The Harper government argued there was a real urgency to pass Bill C-18 before the end of 2011 to allow farmers time to sign contracts with grain companies for delivery of wheat and barley after Aug. 1, 2012.

Wells felt the legal action against the federal government should not be blamed for creating additional uncertainty for farmers.

“That’s an issue that the federal government has created all on its own,” he said. “They just thumbed their nose at the law and moved ahead. They knew full well there would be court cases if they were out there breaking the law.”

What he would still like to see happen, is for the federal government to have a proper vote of farmers under section 47.1 of the CWB Act and to then proceed in accordance with the results from that vote.

“We would live by any result of a fair and accurate plebiscite of farmers,” he said. “It would be the farmers’ (as a collective) decision.”

He emphasized any government claim of support for its position can only be determined with certainty through a plebiscite of farmers.
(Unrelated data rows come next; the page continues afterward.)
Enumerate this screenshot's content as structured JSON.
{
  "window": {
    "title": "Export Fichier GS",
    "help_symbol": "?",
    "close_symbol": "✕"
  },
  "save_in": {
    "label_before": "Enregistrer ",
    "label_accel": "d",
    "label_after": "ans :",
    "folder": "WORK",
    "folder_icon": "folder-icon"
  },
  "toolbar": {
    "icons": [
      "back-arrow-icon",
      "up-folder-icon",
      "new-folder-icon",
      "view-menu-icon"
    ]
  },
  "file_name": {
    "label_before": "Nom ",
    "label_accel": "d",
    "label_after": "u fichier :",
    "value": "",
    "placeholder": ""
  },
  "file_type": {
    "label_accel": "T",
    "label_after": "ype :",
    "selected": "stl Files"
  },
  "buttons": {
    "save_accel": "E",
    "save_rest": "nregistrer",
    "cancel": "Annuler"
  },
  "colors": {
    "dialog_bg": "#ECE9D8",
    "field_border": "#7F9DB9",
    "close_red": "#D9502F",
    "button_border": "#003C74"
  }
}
“Why won’t they just talk directly to the farmers and sponsor a fair and accurate plebiscite,” he asked.

He is not confident that a small, voluntary CWB can survive. He referred to the example of the Australian Wheat Board, whose grain handling operation was sold to Cargill within 24 months of the end of the single-desk.

“It will also be sold to some other, larger player and it will disappear completely,” he said about a voluntary CWB.

According to Wells the government may not realize what it is doing, because it has not done a financial analysis of the impact of these changes.

“They have a philosophical, ideological notion of what the grain trade should look like in Canada,” he said. “That notion is that the grain trade should be dominated by these large multinational players.”

Liberal MP Ralph Goodale, a former Wheat Board Minister, has proposed that in case of a smaller CWB there is a need for an impartial, independent institution to monitor and report on grain marketing results. This will provide farmers with information on an open market.

Wells agreed there is a need for such an institution, which he said should be started and funded by the federal government.

“There’s going to be absolutely no price transparency,” he noted. “Without somebody doing that work on Canada it will be impossible to know what even the average price of contracted grain is. Each company will be offering as little as it can in order to secure the grain supplies that it wants.”